Bousset divides the book into three main sections: "The Outward Course of the Life of Jesus, and the Forms of His Activity"; "The Teaching of Jesus," and "The Mystery of the Person." He notes that "wherever it is a question of the internal course of Jesus' life, we find ourselves plunged in uncertainties and obliged to be content with conjectures of a greater or less degree of probability"; accordingly, he suggests, "It will be well, therefore, to forego all attempts at a formal history of Jesus. Yet our knowledge of him is far greater than the preceding scanty survey would lead us to suppose."
Here are some of his observations:
"Jesus had nothing whatever to do with the sect of the Essenes."
"Jesus was and remains master of the parable."

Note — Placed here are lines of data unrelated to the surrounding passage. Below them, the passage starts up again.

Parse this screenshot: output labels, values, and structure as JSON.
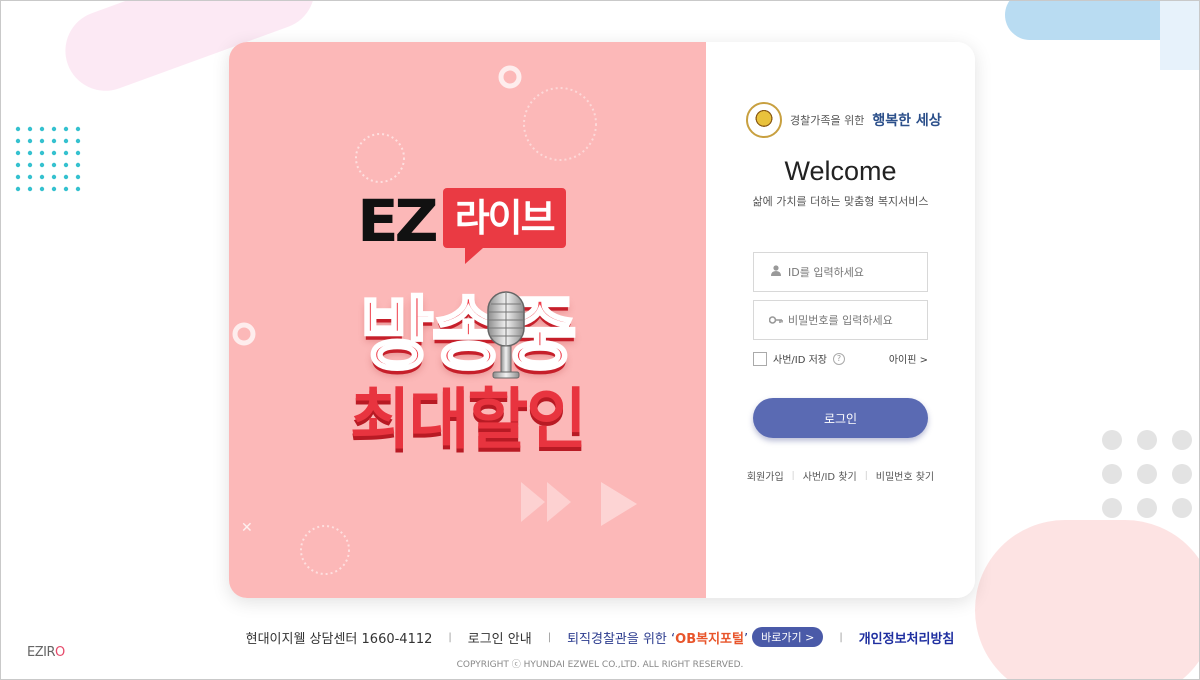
{
  "banner": {
    "ez": "EZ",
    "badge": "라이브",
    "line1": "방송중",
    "line2": "최대할인"
  },
  "brand": {
    "small": "경찰가족을 위한",
    "large": "행복한 세상"
  },
  "login": {
    "welcome": "Welcome",
    "subtitle": "삶에 가치를 더하는 맞춤형 복지서비스",
    "id_placeholder": "ID를 입력하세요",
    "pw_placeholder": "비밀번호를 입력하세요",
    "save_label": "사번/ID 저장",
    "help_glyph": "?",
    "ipin_label": "아이핀 >",
    "login_button": "로그인",
    "links": [
      "회원가입",
      "사번/ID 찾기",
      "비밀번호 찾기"
    ]
  },
  "footer": {
    "consult": "현대이지웰 상담센터 1660-4112",
    "login_guide": "로그인 안내",
    "ob_prefix": "퇴직경찰관을 위한 ‘",
    "ob_name": "OB복지포털",
    "ob_suffix": "’",
    "ob_button": "바로가기 >",
    "privacy": "개인정보처리방침",
    "copyright": "COPYRIGHT ⓒ HYUNDAI EZWEL CO.,LTD. ALL RIGHT RESERVED.",
    "separator": "|"
  },
  "logo": {
    "prefix": "EZIR",
    "suffix": "O"
  },
  "colors": {
    "banner_bg": "#fcb8b8",
    "banner_red": "#ef3d4a",
    "login_button": "#5a6ab3",
    "brand_blue": "#2b4f8a",
    "privacy_link": "#1f2fa0"
  }
}
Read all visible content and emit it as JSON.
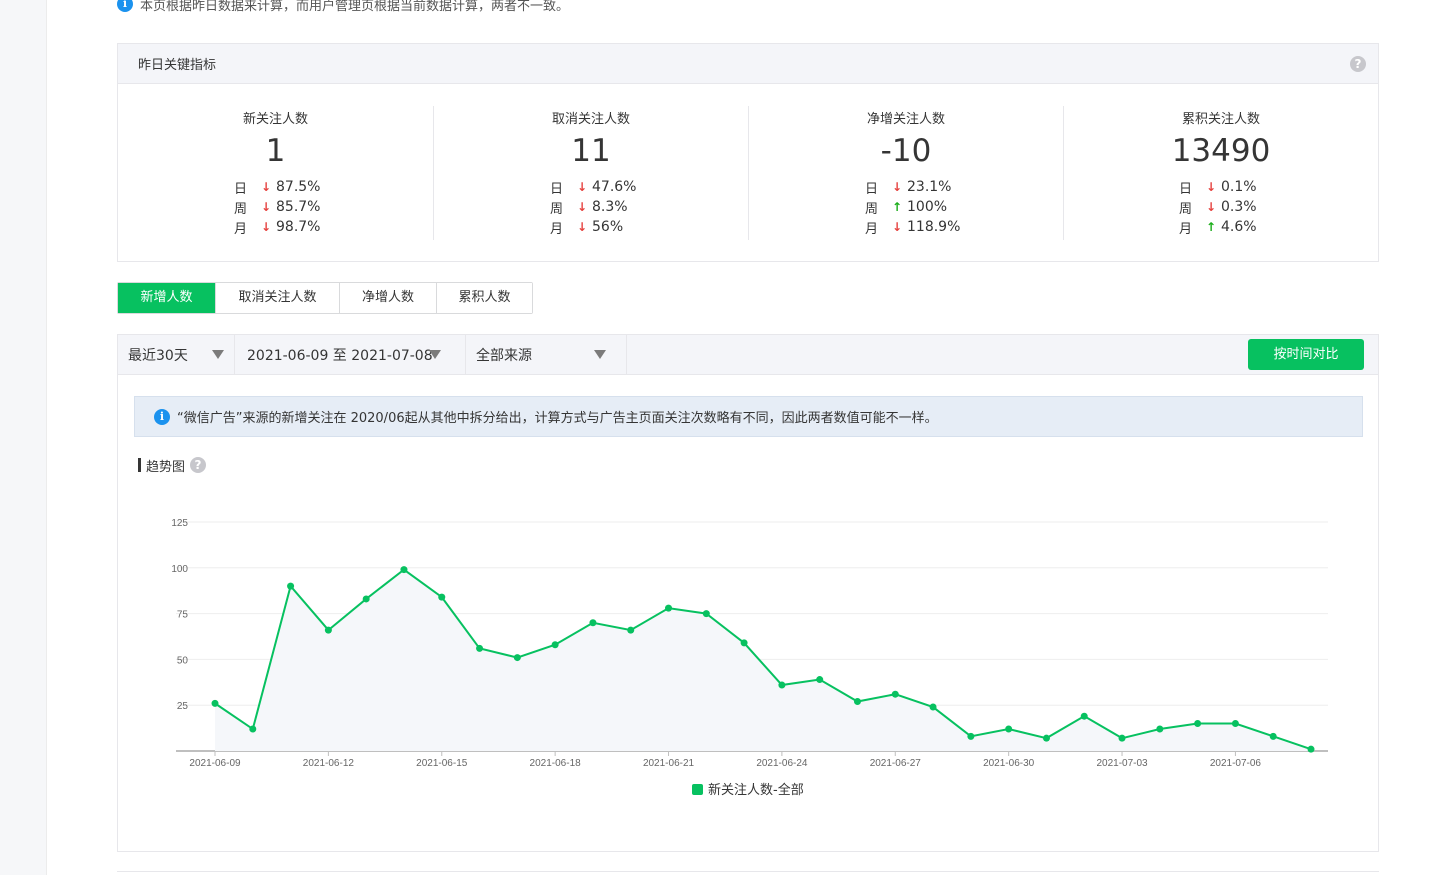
{
  "top_note": "本页根据昨日数据来计算，而用户管理页根据当前数据计算，两者不一致。",
  "kpi": {
    "header": "昨日关键指标",
    "items": [
      {
        "label": "新关注人数",
        "value": "1",
        "trends": [
          {
            "period": "日",
            "dir": "down",
            "pct": "87.5%"
          },
          {
            "period": "周",
            "dir": "down",
            "pct": "85.7%"
          },
          {
            "period": "月",
            "dir": "down",
            "pct": "98.7%"
          }
        ]
      },
      {
        "label": "取消关注人数",
        "value": "11",
        "trends": [
          {
            "period": "日",
            "dir": "down",
            "pct": "47.6%"
          },
          {
            "period": "周",
            "dir": "down",
            "pct": "8.3%"
          },
          {
            "period": "月",
            "dir": "down",
            "pct": "56%"
          }
        ]
      },
      {
        "label": "净增关注人数",
        "value": "-10",
        "trends": [
          {
            "period": "日",
            "dir": "down",
            "pct": "23.1%"
          },
          {
            "period": "周",
            "dir": "up",
            "pct": "100%"
          },
          {
            "period": "月",
            "dir": "down",
            "pct": "118.9%"
          }
        ]
      },
      {
        "label": "累积关注人数",
        "value": "13490",
        "trends": [
          {
            "period": "日",
            "dir": "down",
            "pct": "0.1%"
          },
          {
            "period": "周",
            "dir": "down",
            "pct": "0.3%"
          },
          {
            "period": "月",
            "dir": "up",
            "pct": "4.6%"
          }
        ]
      }
    ]
  },
  "tabs": [
    "新增人数",
    "取消关注人数",
    "净增人数",
    "累积人数"
  ],
  "toolbar": {
    "range": "最近30天",
    "dates": "2021-06-09 至 2021-07-08",
    "source": "全部来源",
    "compare": "按时间对比"
  },
  "notice": "“微信广告”来源的新增关注在 2020/06起从其他中拆分给出，计算方式与广告主页面关注次数略有不同，因此两者数值可能不一样。",
  "trend_title": "趋势图",
  "colors": {
    "accent": "#07c160",
    "down": "#e64340",
    "up": "#1aad19",
    "info": "#1b92ee"
  },
  "chart_data": {
    "type": "area",
    "x": [
      "2021-06-09",
      "2021-06-10",
      "2021-06-11",
      "2021-06-12",
      "2021-06-13",
      "2021-06-14",
      "2021-06-15",
      "2021-06-16",
      "2021-06-17",
      "2021-06-18",
      "2021-06-19",
      "2021-06-20",
      "2021-06-21",
      "2021-06-22",
      "2021-06-23",
      "2021-06-24",
      "2021-06-25",
      "2021-06-26",
      "2021-06-27",
      "2021-06-28",
      "2021-06-29",
      "2021-06-30",
      "2021-07-01",
      "2021-07-02",
      "2021-07-03",
      "2021-07-04",
      "2021-07-05",
      "2021-07-06",
      "2021-07-07",
      "2021-07-08"
    ],
    "xticks": [
      "2021-06-09",
      "2021-06-12",
      "2021-06-15",
      "2021-06-18",
      "2021-06-21",
      "2021-06-24",
      "2021-06-27",
      "2021-06-30",
      "2021-07-03",
      "2021-07-06"
    ],
    "yticks": [
      25,
      50,
      75,
      100,
      125
    ],
    "ylim": [
      0,
      125
    ],
    "grid": true,
    "legend_position": "bottom",
    "series": [
      {
        "name": "新关注人数-全部",
        "color": "#07c160",
        "values": [
          26,
          12,
          90,
          66,
          83,
          99,
          84,
          56,
          51,
          58,
          70,
          66,
          78,
          75,
          59,
          36,
          39,
          27,
          31,
          24,
          8,
          12,
          7,
          19,
          7,
          12,
          15,
          15,
          8,
          1
        ]
      }
    ]
  }
}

"Jesus never spoke more than dimly of a time in which the Gentiles also should enter the Kingdom of God."
"(For Jesus), God was a purely spiritual, personal reality."
"(A)ll Jesus' moral demands were based upon and prompted by the idea of reward and punishment in the Last Judgment."
"The Gospel was in the highest and most perfect sense a personal religion."
"Jesus considered himself to be the Messiah of his people."
"(H)e never overstepped the limits of the purely human. The almighty God remained before his eyes a subblime and lofty presence; he did not presume to place himself at His side."
"Jesus never conceived or expressed the thought that God's forgiveness of sins depended absolutely upon his own sacrificial death or upon the vicarious atonment rendered by his death."
This book retains value for those interested in Jesus, Christology, the "historical Jesus," as well as his teachings.